Give Thanks With A Grateful Heart – Sermon for Pentecost 3B
God’s speech in Jesus Christ meets us in the Holy Scriptures. If we want to pray with assurance and joy, then the word of Holy Scripture must be the firm foundation of our prayer. Here we know that Jesus Christ, the Word of God, teaches us to pray. The words that come from God will be the steps on which we find our way to God. [Life Together/Prayerbook of the Bible, DBW, 5:156].
Posterity will serve him; future generations will be told about the Lord, and proclaim his deliverance to a people yet unborn, saying that he has done it (Ps. 22:30-31).
I give you thanks, O Lord, with my whole heart;
before the gods I sing your praise.
I bow down toward your holy Temple
and give thanks to your name for your steadfast love and your faithfulness;
for you have exalted your name and your word above everything.
We hear this word in our opening hymn:
Great is thy faithfulness, O God my Father,
there is no shadow of turning with thee;
thou changest not, thy compassion, they fail not;
as thou hast been thou forever wilt be.
There is a reason why this hymn is so beloved. It reminds us that God faithful and true. To say that God doesn’t change doesn’t mean that God doesn’t respond to us, but it does mean that God’s character, God’s faithfulness and love, are steadfast and unchanging. That is a good word to hear in times of trouble. So, even in the most difficult of situations, we can sing out: “Great is thy faithfulness.”

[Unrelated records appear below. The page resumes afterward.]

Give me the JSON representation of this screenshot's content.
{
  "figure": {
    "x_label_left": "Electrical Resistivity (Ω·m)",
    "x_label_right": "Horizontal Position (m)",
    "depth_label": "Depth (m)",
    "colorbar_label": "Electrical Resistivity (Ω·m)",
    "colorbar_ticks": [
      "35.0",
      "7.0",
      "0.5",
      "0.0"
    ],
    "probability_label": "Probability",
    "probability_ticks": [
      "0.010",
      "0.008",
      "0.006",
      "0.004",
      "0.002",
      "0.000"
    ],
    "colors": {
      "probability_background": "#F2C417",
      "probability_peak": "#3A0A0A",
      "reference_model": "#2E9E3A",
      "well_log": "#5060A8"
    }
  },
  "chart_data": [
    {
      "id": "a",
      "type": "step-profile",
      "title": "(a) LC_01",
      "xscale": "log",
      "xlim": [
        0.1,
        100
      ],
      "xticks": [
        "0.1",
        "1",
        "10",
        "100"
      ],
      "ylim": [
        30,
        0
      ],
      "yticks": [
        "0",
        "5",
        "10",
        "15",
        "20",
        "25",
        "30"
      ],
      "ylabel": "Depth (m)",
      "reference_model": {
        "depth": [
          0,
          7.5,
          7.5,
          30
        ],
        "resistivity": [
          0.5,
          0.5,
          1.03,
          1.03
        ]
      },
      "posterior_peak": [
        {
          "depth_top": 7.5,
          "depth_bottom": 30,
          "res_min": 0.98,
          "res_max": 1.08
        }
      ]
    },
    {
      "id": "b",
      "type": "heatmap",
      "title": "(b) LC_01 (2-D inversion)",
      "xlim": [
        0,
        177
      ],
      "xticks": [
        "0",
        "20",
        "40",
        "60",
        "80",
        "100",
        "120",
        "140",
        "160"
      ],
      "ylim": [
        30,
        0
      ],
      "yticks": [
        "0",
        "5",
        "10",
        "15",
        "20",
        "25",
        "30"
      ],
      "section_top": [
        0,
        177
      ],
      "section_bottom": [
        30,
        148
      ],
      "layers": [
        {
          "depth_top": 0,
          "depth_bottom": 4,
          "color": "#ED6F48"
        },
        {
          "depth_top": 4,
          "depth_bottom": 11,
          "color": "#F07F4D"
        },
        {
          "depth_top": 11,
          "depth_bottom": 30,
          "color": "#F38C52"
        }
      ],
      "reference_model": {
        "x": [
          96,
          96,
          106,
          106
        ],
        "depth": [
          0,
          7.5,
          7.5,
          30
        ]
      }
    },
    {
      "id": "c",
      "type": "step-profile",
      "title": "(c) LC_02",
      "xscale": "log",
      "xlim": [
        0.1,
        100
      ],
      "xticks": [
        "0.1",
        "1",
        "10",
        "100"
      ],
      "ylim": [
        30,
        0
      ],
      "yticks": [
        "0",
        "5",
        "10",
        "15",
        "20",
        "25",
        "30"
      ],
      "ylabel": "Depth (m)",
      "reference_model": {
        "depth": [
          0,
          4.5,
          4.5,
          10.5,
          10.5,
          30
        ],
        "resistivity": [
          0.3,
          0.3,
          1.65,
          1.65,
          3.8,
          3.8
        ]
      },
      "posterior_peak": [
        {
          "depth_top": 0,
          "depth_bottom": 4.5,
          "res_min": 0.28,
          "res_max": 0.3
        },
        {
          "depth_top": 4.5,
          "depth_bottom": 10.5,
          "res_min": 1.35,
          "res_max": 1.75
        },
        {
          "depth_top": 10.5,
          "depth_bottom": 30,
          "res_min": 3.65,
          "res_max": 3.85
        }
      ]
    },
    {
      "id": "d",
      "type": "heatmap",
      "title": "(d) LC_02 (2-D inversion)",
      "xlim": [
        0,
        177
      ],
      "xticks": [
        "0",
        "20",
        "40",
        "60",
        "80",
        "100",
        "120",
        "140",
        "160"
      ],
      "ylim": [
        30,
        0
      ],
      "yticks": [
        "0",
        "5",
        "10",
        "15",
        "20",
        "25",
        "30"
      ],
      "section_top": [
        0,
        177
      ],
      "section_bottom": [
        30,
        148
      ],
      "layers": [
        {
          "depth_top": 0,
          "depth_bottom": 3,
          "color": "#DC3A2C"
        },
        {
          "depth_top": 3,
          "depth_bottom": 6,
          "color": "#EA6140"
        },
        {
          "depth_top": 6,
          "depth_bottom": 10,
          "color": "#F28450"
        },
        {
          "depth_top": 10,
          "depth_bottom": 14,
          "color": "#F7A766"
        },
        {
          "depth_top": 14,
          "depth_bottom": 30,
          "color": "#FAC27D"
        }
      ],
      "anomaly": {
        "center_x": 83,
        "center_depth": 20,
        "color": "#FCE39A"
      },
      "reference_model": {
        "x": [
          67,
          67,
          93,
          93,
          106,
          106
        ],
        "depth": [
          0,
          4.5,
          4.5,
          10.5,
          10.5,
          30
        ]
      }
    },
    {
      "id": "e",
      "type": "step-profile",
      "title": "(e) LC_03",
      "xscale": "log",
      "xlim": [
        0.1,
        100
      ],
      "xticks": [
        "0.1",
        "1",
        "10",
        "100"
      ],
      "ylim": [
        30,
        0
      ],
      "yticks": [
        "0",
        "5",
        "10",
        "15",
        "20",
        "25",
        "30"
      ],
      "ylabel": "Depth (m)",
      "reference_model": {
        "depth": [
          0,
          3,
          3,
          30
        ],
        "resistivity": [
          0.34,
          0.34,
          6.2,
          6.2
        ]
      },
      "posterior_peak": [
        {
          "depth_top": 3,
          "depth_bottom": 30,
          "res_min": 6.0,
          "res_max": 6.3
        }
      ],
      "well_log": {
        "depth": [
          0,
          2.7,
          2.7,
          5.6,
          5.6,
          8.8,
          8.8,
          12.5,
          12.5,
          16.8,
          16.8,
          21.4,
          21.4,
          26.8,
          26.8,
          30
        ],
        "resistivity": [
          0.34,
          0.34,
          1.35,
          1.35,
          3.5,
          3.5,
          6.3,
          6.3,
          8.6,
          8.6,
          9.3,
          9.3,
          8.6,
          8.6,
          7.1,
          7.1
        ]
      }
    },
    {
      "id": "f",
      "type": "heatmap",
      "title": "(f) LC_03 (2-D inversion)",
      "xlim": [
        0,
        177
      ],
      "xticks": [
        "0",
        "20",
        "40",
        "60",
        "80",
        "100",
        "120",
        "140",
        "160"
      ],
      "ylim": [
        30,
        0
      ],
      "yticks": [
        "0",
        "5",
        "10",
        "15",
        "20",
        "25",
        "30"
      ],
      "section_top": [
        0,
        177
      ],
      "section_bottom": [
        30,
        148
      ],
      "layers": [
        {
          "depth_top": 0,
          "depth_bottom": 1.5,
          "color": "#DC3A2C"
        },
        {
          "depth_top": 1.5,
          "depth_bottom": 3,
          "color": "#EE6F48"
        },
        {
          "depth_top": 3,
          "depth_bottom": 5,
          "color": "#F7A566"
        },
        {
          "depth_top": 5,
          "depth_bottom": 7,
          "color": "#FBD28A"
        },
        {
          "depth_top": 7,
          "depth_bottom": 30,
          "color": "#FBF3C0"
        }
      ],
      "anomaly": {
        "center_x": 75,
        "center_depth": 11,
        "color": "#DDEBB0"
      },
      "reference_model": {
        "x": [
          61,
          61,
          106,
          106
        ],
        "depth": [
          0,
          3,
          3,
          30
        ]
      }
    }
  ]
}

Giving thanks in times of trouble doesn’t mean we give thanks for the trouble we experience. I once heard a preacher who told the congregation that they should be thankful when they find themselves in difficult situations. That means that God has confidence in them. He told us that God doesn’t give us anything we can’t handle, so rejoice always, including when God sends bad things your way. That’s because God knows you can handle it. I must say, that’s really bad theology. I don’t think that God sends cancer, domestic violence, depression, or oppression our way, because God thinks we can handle it. But, I do believe, that God’s love is steadfast and that God is faithful, and that God is present with us even when walk through dark valleys.
Let us hear once again from Diana Butler Bass, who writes:
Gratitude at its deepest and perhaps most transformative level, is not warm feelings about what we have. Instead, gratitude is the deep ability to embrace the gift of who we are, that we are, that in the multibillion-year history of the universe each one of us has been born, can love, grows in awareness, and has a story. Life is a gift. When that mystery fills our hearts, it overwhelms us and a deep river of emotions flows forth—feelings we barely knew we were capable of holding. [Grateful, p. 42-43]
The Psalmist didn’t give thanks for times of trouble or the wrath of enemies. The Psalmist gave thanks because God’s steadfast love endures forever. As one commentator puts it, there is a “fundamental ambiguity that characterizes the Psalm.” The Psalmist seems to recognize that “we shall always find ourselves simultaneously professing God’s deliverance (v. 3) and praying for God’s deliverance (vs. 8c) — ‘thine is the kingdom’ and ‘thy kingdom come.’” [J. Clinton McCann, “Psalms,” NIB, 4:1233].
God has delivered us and God will deliver us, for God’s kingdom is here and yet it is still on the horizon. It’s because there is more to come, that God invites us to participate in acts of kingdom building that will transform the world. When Paul speaks of the church as the body of Christ, he envisions the community partnering with God in pursuit of God’s realm. We are, as it has been said, God’s hands and feet. This is our calling, but we do not undertake it alone. We go forth in the power and presence of God’s unfettered Spirit, sharing in God’s work of liberation.
As we experience God’s empowering presence even in times of trouble, we can join the people who head to the Temple to offer words of thanksgiving. Or, as Psalm 100 declares:
Make joyful noise to the Lord, all the earth.
Serve the Lord with gladness;
come into God’s presence with singing.This act of praise brings with it a word of encouragement:
The Lord will fufill his purpose for me;
your steadfast love, O Lord, endures forever.
Do not forsake the work of your hands. (Ps. 138:8).Let us give thanks, with grateful hearts, because we are, as part of God’s creation, the work of God’s hands. I believe God will not forsake that work!